Right now, progressives who want a champion in the Democratic primary are in a bind. Elizabeth Warren recently accused Bernie Sanders of saying in a private meeting that he didn’t think a woman could become President, corroborated by two of Warren’s staffers and two people “familiar with the meeting”. Bernie responded in the January 14th Democratic Debate by denying that he ever said the statement.
Both candidates refused to publicly attack each other and proceeded throughout the debate respectfully after that. Bernie and Warren both talked about their friendship and didn’t give power to the exchange, with Warren launching a powerful statement about the role of the women in the field in winning elections and their advantages in beating Donald Trump.
All seemed fine during the debate, until Warren refused to shake Bernie’s hand at the end of the debate. Recently released audio shows the following conversation on between them when Warren refused to shake Bernie’s hand, with Warren accusing Bernie of calling her a liar on national TV:
Warren: “I think you called me a liar on national TV.”
Warren: “I think you called me a liar on national TV.”
Sanders: “Let’s not do it right now. You want to have that discussion, we’ll have that discussion.”
Sanders: “You called me a liar. You told me — Alright, let’s not do it now.”

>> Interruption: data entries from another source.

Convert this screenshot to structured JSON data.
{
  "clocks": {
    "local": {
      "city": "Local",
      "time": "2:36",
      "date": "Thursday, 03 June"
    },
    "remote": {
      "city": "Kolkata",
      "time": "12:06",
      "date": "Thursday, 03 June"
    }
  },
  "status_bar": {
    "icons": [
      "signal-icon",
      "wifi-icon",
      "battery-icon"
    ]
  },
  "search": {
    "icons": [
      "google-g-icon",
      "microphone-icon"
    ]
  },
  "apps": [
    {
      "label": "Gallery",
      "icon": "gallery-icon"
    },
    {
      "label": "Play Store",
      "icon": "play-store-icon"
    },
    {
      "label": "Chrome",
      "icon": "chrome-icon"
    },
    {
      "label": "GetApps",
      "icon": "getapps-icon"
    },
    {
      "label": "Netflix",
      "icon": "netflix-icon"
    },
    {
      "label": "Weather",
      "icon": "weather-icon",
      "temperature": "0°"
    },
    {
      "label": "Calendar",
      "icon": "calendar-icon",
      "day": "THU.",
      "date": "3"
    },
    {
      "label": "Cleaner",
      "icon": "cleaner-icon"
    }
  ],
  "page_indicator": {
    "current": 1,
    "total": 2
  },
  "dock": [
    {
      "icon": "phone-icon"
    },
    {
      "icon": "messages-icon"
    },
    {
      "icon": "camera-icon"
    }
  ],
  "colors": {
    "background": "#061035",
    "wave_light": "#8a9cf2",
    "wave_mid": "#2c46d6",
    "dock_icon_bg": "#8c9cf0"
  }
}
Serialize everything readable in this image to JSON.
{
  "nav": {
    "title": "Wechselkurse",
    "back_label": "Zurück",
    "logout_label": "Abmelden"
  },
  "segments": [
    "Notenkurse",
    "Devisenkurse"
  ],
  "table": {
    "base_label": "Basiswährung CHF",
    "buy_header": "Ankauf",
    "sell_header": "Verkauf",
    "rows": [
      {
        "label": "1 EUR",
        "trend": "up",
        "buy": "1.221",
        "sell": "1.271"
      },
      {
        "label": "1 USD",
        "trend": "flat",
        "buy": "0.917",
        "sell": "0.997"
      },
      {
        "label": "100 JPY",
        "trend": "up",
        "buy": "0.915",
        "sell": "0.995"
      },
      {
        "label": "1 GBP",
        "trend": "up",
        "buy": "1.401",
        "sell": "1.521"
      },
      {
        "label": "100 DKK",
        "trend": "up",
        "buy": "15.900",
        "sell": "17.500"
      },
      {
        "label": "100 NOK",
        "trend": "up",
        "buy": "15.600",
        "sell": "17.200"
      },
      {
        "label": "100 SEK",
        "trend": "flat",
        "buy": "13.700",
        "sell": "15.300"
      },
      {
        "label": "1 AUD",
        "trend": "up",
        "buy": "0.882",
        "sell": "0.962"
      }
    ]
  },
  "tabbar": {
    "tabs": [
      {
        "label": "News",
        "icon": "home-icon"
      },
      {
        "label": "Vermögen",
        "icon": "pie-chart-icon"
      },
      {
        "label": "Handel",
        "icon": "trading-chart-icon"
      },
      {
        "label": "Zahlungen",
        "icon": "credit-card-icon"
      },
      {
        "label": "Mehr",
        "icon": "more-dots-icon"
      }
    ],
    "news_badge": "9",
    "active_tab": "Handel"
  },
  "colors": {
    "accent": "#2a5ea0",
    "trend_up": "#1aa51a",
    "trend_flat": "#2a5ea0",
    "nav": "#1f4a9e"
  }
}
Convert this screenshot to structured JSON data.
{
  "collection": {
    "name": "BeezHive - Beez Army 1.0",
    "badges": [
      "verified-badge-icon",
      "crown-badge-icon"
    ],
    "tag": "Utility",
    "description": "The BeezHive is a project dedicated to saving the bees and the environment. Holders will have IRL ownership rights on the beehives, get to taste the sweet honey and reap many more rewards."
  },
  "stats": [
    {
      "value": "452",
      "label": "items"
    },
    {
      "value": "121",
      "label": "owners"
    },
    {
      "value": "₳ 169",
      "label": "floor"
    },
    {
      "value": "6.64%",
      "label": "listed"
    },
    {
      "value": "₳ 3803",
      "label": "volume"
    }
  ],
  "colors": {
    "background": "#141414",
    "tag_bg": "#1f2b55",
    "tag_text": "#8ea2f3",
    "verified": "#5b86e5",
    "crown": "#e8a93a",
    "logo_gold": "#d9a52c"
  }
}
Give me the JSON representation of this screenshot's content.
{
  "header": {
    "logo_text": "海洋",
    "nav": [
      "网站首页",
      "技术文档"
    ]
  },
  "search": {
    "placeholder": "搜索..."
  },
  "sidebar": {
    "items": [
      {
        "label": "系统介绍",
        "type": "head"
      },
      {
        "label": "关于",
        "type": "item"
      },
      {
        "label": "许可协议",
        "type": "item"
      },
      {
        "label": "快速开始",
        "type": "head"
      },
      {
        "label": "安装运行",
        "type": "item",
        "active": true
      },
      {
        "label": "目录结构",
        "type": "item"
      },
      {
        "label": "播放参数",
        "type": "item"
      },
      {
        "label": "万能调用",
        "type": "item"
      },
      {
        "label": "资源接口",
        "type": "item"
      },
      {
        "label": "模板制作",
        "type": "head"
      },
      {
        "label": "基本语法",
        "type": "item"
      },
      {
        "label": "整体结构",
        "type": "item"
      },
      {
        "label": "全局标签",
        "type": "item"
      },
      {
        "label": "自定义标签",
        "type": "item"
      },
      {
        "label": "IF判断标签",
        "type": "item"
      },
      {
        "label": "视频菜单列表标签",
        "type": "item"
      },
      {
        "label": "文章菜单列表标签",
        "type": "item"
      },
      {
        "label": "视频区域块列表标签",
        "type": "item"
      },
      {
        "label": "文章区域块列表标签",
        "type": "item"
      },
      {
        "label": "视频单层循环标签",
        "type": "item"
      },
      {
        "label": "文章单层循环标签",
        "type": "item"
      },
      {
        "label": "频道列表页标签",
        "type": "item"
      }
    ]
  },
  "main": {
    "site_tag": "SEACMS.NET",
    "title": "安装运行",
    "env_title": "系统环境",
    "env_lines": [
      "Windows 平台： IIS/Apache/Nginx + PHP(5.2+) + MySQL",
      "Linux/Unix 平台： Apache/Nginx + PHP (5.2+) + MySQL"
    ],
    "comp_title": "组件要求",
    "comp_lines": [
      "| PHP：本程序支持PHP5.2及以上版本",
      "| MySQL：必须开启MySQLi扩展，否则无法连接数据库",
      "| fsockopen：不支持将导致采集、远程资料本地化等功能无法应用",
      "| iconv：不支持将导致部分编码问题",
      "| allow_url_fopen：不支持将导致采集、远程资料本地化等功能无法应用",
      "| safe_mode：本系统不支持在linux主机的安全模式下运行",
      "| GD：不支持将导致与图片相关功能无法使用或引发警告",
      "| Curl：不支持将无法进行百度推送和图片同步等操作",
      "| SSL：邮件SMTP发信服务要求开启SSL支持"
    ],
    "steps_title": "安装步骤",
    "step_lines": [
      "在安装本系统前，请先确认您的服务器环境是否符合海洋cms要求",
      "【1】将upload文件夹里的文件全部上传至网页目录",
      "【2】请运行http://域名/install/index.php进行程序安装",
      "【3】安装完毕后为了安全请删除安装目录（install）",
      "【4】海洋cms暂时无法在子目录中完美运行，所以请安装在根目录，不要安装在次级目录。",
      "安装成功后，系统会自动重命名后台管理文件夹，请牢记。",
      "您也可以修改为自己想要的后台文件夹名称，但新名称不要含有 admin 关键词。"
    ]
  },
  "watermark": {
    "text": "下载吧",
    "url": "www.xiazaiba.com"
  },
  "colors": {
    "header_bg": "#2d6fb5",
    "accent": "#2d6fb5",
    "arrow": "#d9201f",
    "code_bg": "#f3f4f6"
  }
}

The above conversation represents the most significant progressive divisions among supporters, like myself, who have been willing to support either Bernie or Warren if they were selected as the Democratic nominee. With Warren and Bernie both mutually supportive and refusing to make personal attacks against each other, the above encounter and the exchange between Bernie and Warren are disappointing because the standard-bearers and champions of the progressive cause are being distracted by publicity and success in the primary rather than values of pursuing equitable education and universal health care.
I will be clear with where I stand: I believe the questioning of Bernie was biased in the CNN debate. Here was how CNN political correspondent, Abby Phillips, posed the question to Bernie in a very biased manner:
“CNN reported yesterday that- and Senator Warren confirmed in a statement — that in 2018 you told her that you did not believe that a woman can win the election. Why did you say that?”
I also prefer Tulsi Gabbard to Bernie and Warren. I respect her steadfast stance to anti-interventionism and reverting our military funds to education, especially as an inner-city teacher. My support for Tulsi is a position that has come under heavy fire from a lot of my friends and fellow progressives, for the typical reasons: voting “present” on the Trump impeachment and her meeting with Syria’s brutal dictator, Bashar al-Assad, following chemical weapons attacks.
I am not here to defend my support for Tulsi. My friends have called her “crazy” and called me crazy for supporting her, yet I have always respected her grit, charisma, and steadfast commitment to her convictions in the face of media lambasting.
But that does not mean I’m not open to supporting other candidates when the time comes. The likelihood of a less well-known candidate like Tulsi winning the primary is low right now, even though she isn’t discouraged by the poll numbers.
I will also acknowledge that I prefer Bernie over Warren, and would vote for Bernie in the primary over Warren. Most of that reasoning is due to delivery more than principle — as Bernie stood by his progressive principles far before they were popular, being genuine, authentic, and risk-taking no matter the political tide.
When the time comes, however, the progressive movement must be united. That means throwing our hats behind Bernie or Warren, and that means not giving too much power to the feud between Bernie and Warren that mainstream media is using to divide the progressive movement and earn ratings. I have spent a lot of my night with the TV on, with CNN paying their undivided attention on the spat between Warren and Bernie.
The two of them will personally reconcile. We are spending too much time talking about whether the conversation happened or didn’t happen. The two have composed themselves professionally and tactfully with regard to the media attention, especially CNN’s.
What most likely happened was a misunderstanding between the two. None of us were in the room with Bernie and Warren and to continue giving attention to the discussion as CNN has is an futile attempt to divide the progressive movement. “This was the ratings-humping aspect of this gross episode,” writes Matt Taibbi of The Rolling Stone.
Progressives, do not play into the theater. Stand behind the issues. It may be hard to see, but I stand behind the candidate who can help me and my neighbor the most in my service to my kids and my daily life. I stand behind the candidate that can do his or her best to alleviate poverty, violence, mass incarceration, and drastic wealth inequality.
For me, those candidates are Bernie and Warren of the candidates on that stage. The two of them are adults with a lot of shared interests that will resolve their differences most likely in private. They will be fine, and they both know they have a lot more in common than they do different.
But we, as progressives, can decide whether to choose a side. Don’t. Don’t feed into the mainstream media’s attempts at division and manipulation. Don’t spend too much time talking about the feud and focus on policy — or else we’ll self-destruct.